With a multidisciplinary approach, potential barriers to recruitment and follow-up of treatment can be addressed effectively. Multidisciplinary teams may consist of addiction specialists, infectious diseases specialists, primary care physicians, nurses, counselors, researchers, and other health or social workers and, if necessary, referral to other professionals outside the treatment center team can be offered.12,50,56,68,87–89 A multidisciplinary approach is best applied in a “one-stop-shop” model where various treatments and counseling services are offered in one center. Integrating drug treatment and treatment of HCV (and eventually also human immunodeficiency virus or tuberculosis) in the same center can increase uptake and adherence with therapy.56,90–93 HCV counseling, testing, and treatment interventions may be incorporated into drug treatment services with inpatient treatment and opioid substitution programs, because they are more likely to offer HCV services than outpatient and drug-free programs.94–96 As different treatments are offered together, clinicians should take into consideration the interactions between therapies for hepatitis C and other medication.

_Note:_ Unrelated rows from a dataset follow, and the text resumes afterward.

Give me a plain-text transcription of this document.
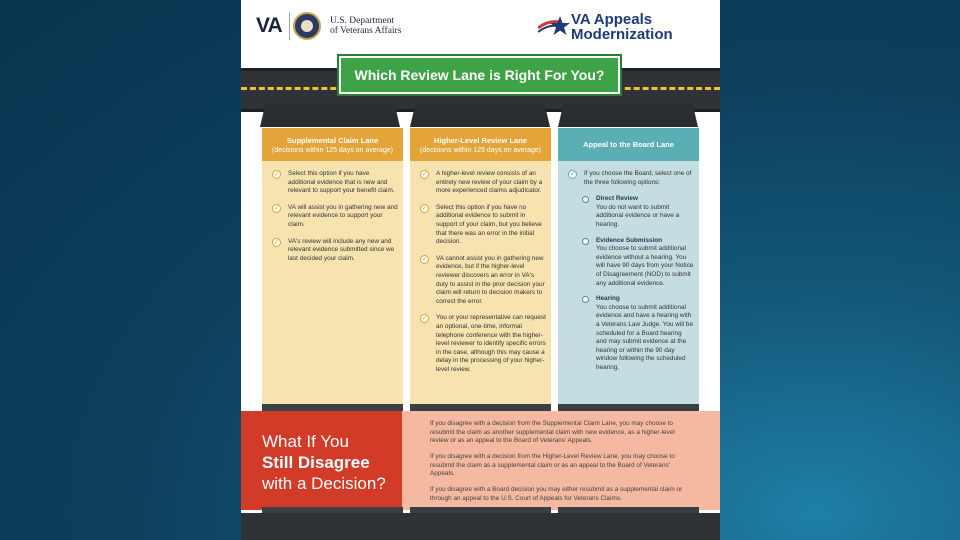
VA	U.S. Department
of Veterans Affairs
VA Appeals
Modernization
Which Review Lane is Right For You?
Supplemental Claim Lane
(decisions within 125 days on average)
✓ Select this option if you have additional evidence that is new and relevant to support your benefit claim.
✓ VA will assist you in gathering new and relevant evidence to support your claim.
✓ VA's review will include any new and relevant evidence submitted since we last decided your claim.
Higher-Level Review Lane
(decisions within 125 days on average)
✓ A higher-level review consists of an entirely new review of your claim by a more experienced claims adjudicator.
✓ Select this option if you have no additional evidence to submit in support of your claim, but you believe that there was an error in the initial decision.
✓ VA cannot assist you in gathering new evidence, but if the higher-level reviewer discovers an error in VA's duty to assist in the prior decision your claim will return to decision makers to correct the error.
✓ You or your representative can request an optional, one-time, informal telephone conference with the higher-level reviewer to identify specific errors in the case, although this may cause a delay in the processing of your higher-level review.
Appeal to the Board Lane
✓ If you choose the Board, select one of the three following options:
Direct Review
You do not want to submit additional evidence or have a hearing.
Evidence Submission
You choose to submit additional evidence without a hearing. You will have 90 days from your Notice of Disagreement (NOD) to submit any additional evidence.
Hearing
You choose to submit additional evidence and have a hearing with a Veterans Law Judge. You will be scheduled for a Board hearing and may submit evidence at the hearing or within the 90 day window following the scheduled hearing.
What If You
Still Disagree
with a Decision?
If you disagree with a decision from the Supplemental Claim Lane, you may choose to resubmit the claim as another supplemental claim with new evidence, as a higher-level review or as an appeal to the Board of Veterans' Appeals.
If you disagree with a decision from the Higher-Level Review Lane, you may choose to resubmit the claim as a supplemental claim or as an appeal to the Board of Veterans' Appeals.
If you disagree with a Board decision you may either resubmit as a supplemental claim or through an appeal to the U.S. Court of Appeals for Veterans Claims.
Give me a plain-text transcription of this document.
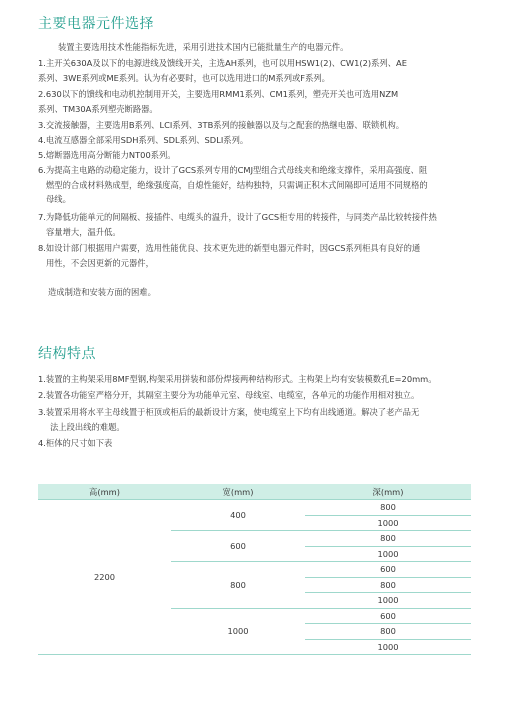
主要电器元件选择

装置主要选用技术性能指标先进，采用引进技术国内已能批量生产的电器元件。

1.主开关630A及以下的电源进线及馈线开关，主选AH系列，也可以用HSW1(2)、CW1(2)系列、AE
系列、3WE系列或ME系列。认为有必要时，也可以选用进口的M系列或F系列。

2.630以下的馈线和电动机控制用开关，主要选用RMM1系列、CM1系列，塑壳开关也可选用NZM
系列、TM30A系列塑壳断路器。

3.交流接触器，主要选用B系列、LCI系列、3TB系列的接触器以及与之配套的热继电器、联锁机构。

4.电流互感器全部采用SDH系列、SDL系列、SDLI系列。

5.熔断器选用高分断能力NT00系列。

6.为提高主电路的动稳定能力，设计了GCS系列专用的CMJ型组合式母线夹和绝缘支撑件，采用高强度、阻
燃型的合成材料熟成型，绝缘强度高，自熄性能好，结构独特，只需调正积木式间隔即可适用不同规格的
母线。

7.为降低功能单元的间隔板、接插件、电缆头的温升，设计了GCS柜专用的转接件，与同类产品比较转接件热
容量增大，温升低。

8.如设计部门根据用户需要，选用性能优良、技术更先进的新型电器元件时，因GCS系列柜具有良好的通
用性，不会因更新的元器件，

造成制造和安装方面的困难。

结构特点

1.装置的主构架采用8MF型钢,构架采用拼装和部份焊接两种结构形式。主构架上均有安装模数孔E=20mm。

2.装置各功能室严格分开，其隔室主要分为功能单元室、母线室、电缆室，各单元的功能作用相对独立。

3.装置采用将水平主母线置于柜顶或柜后的最新设计方案，使电缆室上下均有出线通道。解决了老产品无
法上段出线的难题。

4.柜体的尺寸如下表

高(mm)	宽(mm)	深(mm)
2200	400	800
		1000
	600	800
		1000
	800	600
		800
		1000
	1000	600
		800
		1000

Offering medical and mental health services in addition to drug and HCV treatment can help manage the adverse effects of HCV treatment, thereby lowering the barriers to uptake and adherence. A multidisciplinary team may address psychologic side effects, such as depression and emotional lability, or somatic complications, such as hemolytic anemia.97 Thus, the success of HCV treatment will depend on the collaboration of experts from various fields to create treatment programs specifically designed for drug users.

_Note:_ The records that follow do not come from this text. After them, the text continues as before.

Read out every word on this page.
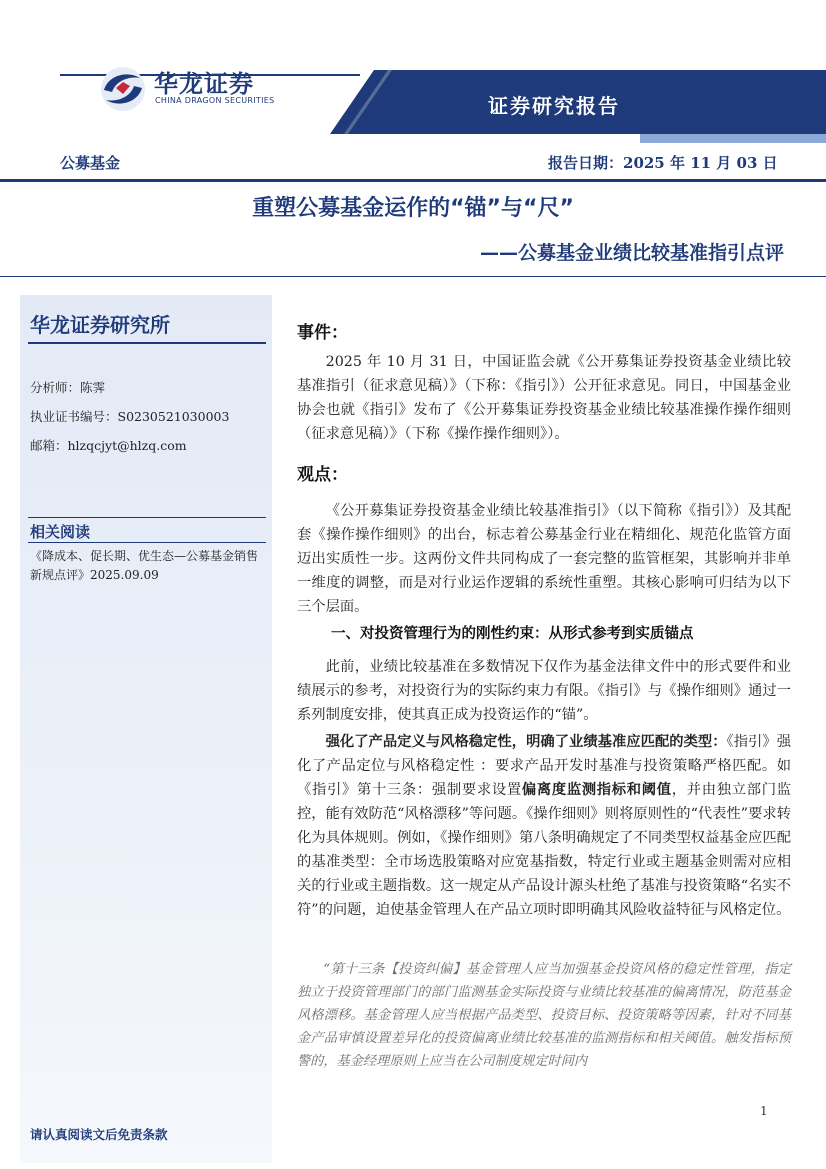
华龙证券
CHINA DRAGON SECURITIES	证券研究报告
公募基金	报告日期：2025 年 11 月 03 日
重塑公募基金运作的“锚”与“尺”
——公募基金业绩比较基准指引点评
华龙证券研究所
分析师：陈霁
执业证书编号：S0230521030003
邮箱：hlzqcjyt@hlzq.com
相关阅读
《降成本、促长期、优生态—公募基金销售新规点评》2025.09.09
请认真阅读文后免责条款
事件：
2025 年 10 月 31 日，中国证监会就《公开募集证券投资基金业绩比较基准指引（征求意见稿）》（下称：《指引》）公开征求意见。同日，中国基金业协会也就《指引》发布了《公开募集证券投资基金业绩比较基准操作操作细则（征求意见稿）》（下称《操作操作细则》）。
观点：
《公开募集证券投资基金业绩比较基准指引》（以下简称《指引》）及其配套《操作操作细则》的出台，标志着公募基金行业在精细化、规范化监管方面迈出实质性一步。这两份文件共同构成了一套完整的监管框架，其影响并非单一维度的调整，而是对行业运作逻辑的系统性重塑。其核心影响可归结为以下三个层面。
一、对投资管理行为的刚性约束：从形式参考到实质锚点
此前，业绩比较基准在多数情况下仅作为基金法律文件中的形式要件和业绩展示的参考，对投资行为的实际约束力有限。《指引》与《操作细则》通过一系列制度安排，使其真正成为投资运作的“锚”。
强化了产品定义与风格稳定性，明确了业绩基准应匹配的类型：《指引》强化了产品定位与风格稳定性 ：要求产品开发时基准与投资策略严格匹配。如《指引》第十三条：强制要求设置偏离度监测指标和阈值，并由独立部门监控，能有效防范“风格漂移”等问题。《操作细则》则将原则性的“代表性”要求转化为具体规则。例如，《操作细则》第八条明确规定了不同类型权益基金应匹配的基准类型：全市场选股策略对应宽基指数，特定行业或主题基金则需对应相关的行业或主题指数。这一规定从产品设计源头杜绝了基准与投资策略“名实不符”的问题，迫使基金管理人在产品立项时即明确其风险收益特征与风格定位。
“第十三条【投资纠偏】基金管理人应当加强基金投资风格的稳定性管理，指定独立于投资管理部门的部门监测基金实际投资与业绩比较基准的偏离情况，防范基金风格漂移。基金管理人应当根据产品类型、投资目标、投资策略等因素，针对不同基金产品审慎设置差异化的投资偏离业绩比较基准的监测指标和相关阈值。触发指标预警的，基金经理原则上应当在公司制度规定时间内
1
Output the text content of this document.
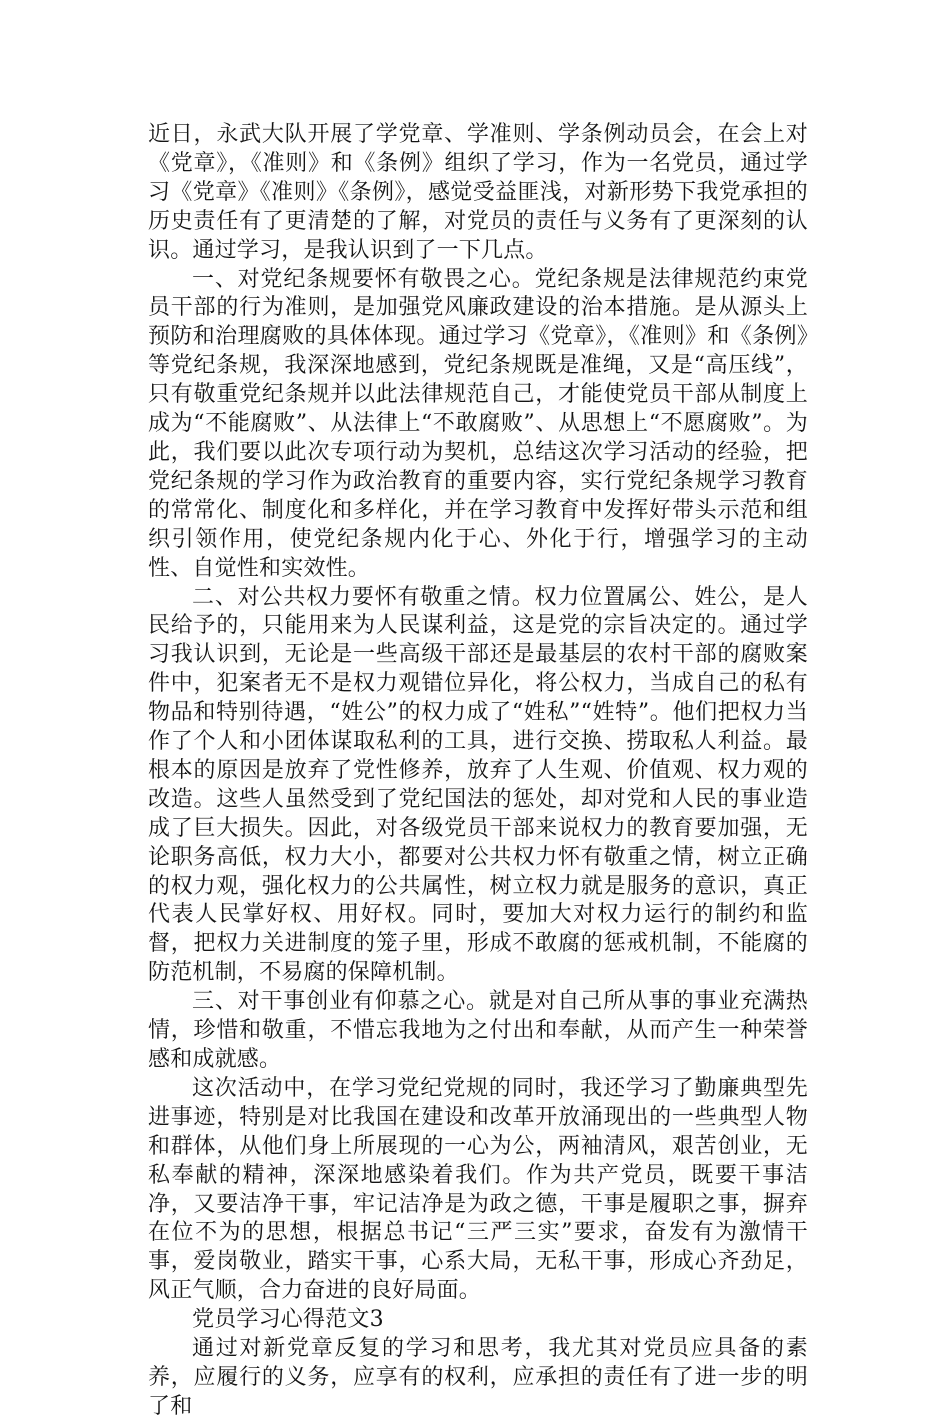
近日，永武大队开展了学党章、学准则、学条例动员会，在会上对《党章》，《准则》和《条例》组织了学习，作为一名党员，通过学习《党章》《准则》《条例》，感觉受益匪浅，对新形势下我党承担的历史责任有了更清楚的了解，对党员的责任与义务有了更深刻的认识。通过学习，是我认识到了一下几点。

一、对党纪条规要怀有敬畏之心。党纪条规是法律规范约束党员干部的行为准则，是加强党风廉政建设的治本措施。是从源头上预防和治理腐败的具体体现。通过学习《党章》，《准则》和《条例》等党纪条规，我深深地感到，党纪条规既是准绳，又是“高压线”，只有敬重党纪条规并以此法律规范自己，才能使党员干部从制度上成为“不能腐败”、从法律上“不敢腐败”、从思想上“不愿腐败”。为此，我们要以此次专项行动为契机，总结这次学习活动的经验，把党纪条规的学习作为政治教育的重要内容，实行党纪条规学习教育的常常化、制度化和多样化，并在学习教育中发挥好带头示范和组织引领作用，使党纪条规内化于心、外化于行，增强学习的主动性、自觉性和实效性。

二、对公共权力要怀有敬重之情。权力位置属公、姓公，是人民给予的，只能用来为人民谋利益，这是党的宗旨决定的。通过学习我认识到，无论是一些高级干部还是最基层的农村干部的腐败案件中，犯案者无不是权力观错位异化，将公权力，当成自己的私有物品和特别待遇，“姓公”的权力成了“姓私”“姓特”。他们把权力当作了个人和小团体谋取私利的工具，进行交换、捞取私人利益。最根本的原因是放弃了党性修养，放弃了人生观、价值观、权力观的改造。这些人虽然受到了党纪国法的惩处，却对党和人民的事业造成了巨大损失。因此，对各级党员干部来说权力的教育要加强，无论职务高低，权力大小，都要对公共权力怀有敬重之情，树立正确的权力观，强化权力的公共属性，树立权力就是服务的意识，真正代表人民掌好权、用好权。同时，要加大对权力运行的制约和监督，把权力关进制度的笼子里，形成不敢腐的惩戒机制，不能腐的防范机制，不易腐的保障机制。

三、对干事创业有仰慕之心。就是对自己所从事的事业充满热情，珍惜和敬重，不惜忘我地为之付出和奉献，从而产生一种荣誉感和成就感。

这次活动中，在学习党纪党规的同时，我还学习了勤廉典型先进事迹，特别是对比我国在建设和改革开放涌现出的一些典型人物和群体，从他们身上所展现的一心为公，两袖清风，艰苦创业，无私奉献的精神，深深地感染着我们。作为共产党员，既要干事洁净，又要洁净干事，牢记洁净是为政之德，干事是履职之事，摒弃在位不为的思想，根据总书记“三严三实”要求，奋发有为激情干事，爱岗敬业，踏实干事，心系大局，无私干事，形成心齐劲足，风正气顺，合力奋进的良好局面。

党员学习心得范文3

通过对新党章反复的学习和思考，我尤其对党员应具备的素养，应履行的义务，应享有的权利，应承担的责任有了进一步的明了和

Finally, a crucial strategy in overcoming barriers to uptake of HCV treatment is education. Public campaigns, such as the one run for acquired immune deficiency syndrome in the 1990s, are essential to improve knowledge and eliminate misconceptions regarding HCV on both the patient’s and the provider’s side. Australia set an example in this regard. In 2000, a mass media campaign was run and successfully increased public knowledge about the means of transmission of HCV.98 Furthermore, it is important to educate people about the availability of HCV screening and treatment and to make these and other services widely available. For instance, research shows that when sterile syringes are easily accessible, PWID readily make use of them.99–101 Education could thus also increase HCV screening for individuals with acute HCV. Early treatment uptake is important because the spontaneous clearance rate is limited and, in contrast with chronic HCV, treatment of acute HCV leads to much higher clearance rates102 within a shorter period of time.17,103 This also applies to PWID.82 If drug users were aware of this advantage, they might be more likely and more frequently willing to get tested and thus enable detection of HCV infection at an early stage.

Conclusion

HCV infection is an important cause of morbidity, mortality, and related social costs. In developed countries, injecting drug use represents the main route of HCV transmission and yet treatment uptake is low among drug users. HCV treatment has been shown to be efficient in terms of viral clearance and with regard to its potential to prevent further HCV transmissions in the population. The uptake and efficacy of treatment are therefore an important public health issue. Factors associated with poorer treatment outcomes in PWID have been identified on the part of patients, providers, and treatment systems. However, the literature suggests that PWID can achieve treatment adherence and sustained virologic response rates comparable with those of nondrug users. Therefore, drug use per se should not be considered a criterion for exclusion and treatment should be initiated on the basis of an individual assessment of each drug user. Further development of measures leading to higher uptake of treatment and adherence with it, along with appropriate adaptation of treatment guidelines, represent important tools in this regard.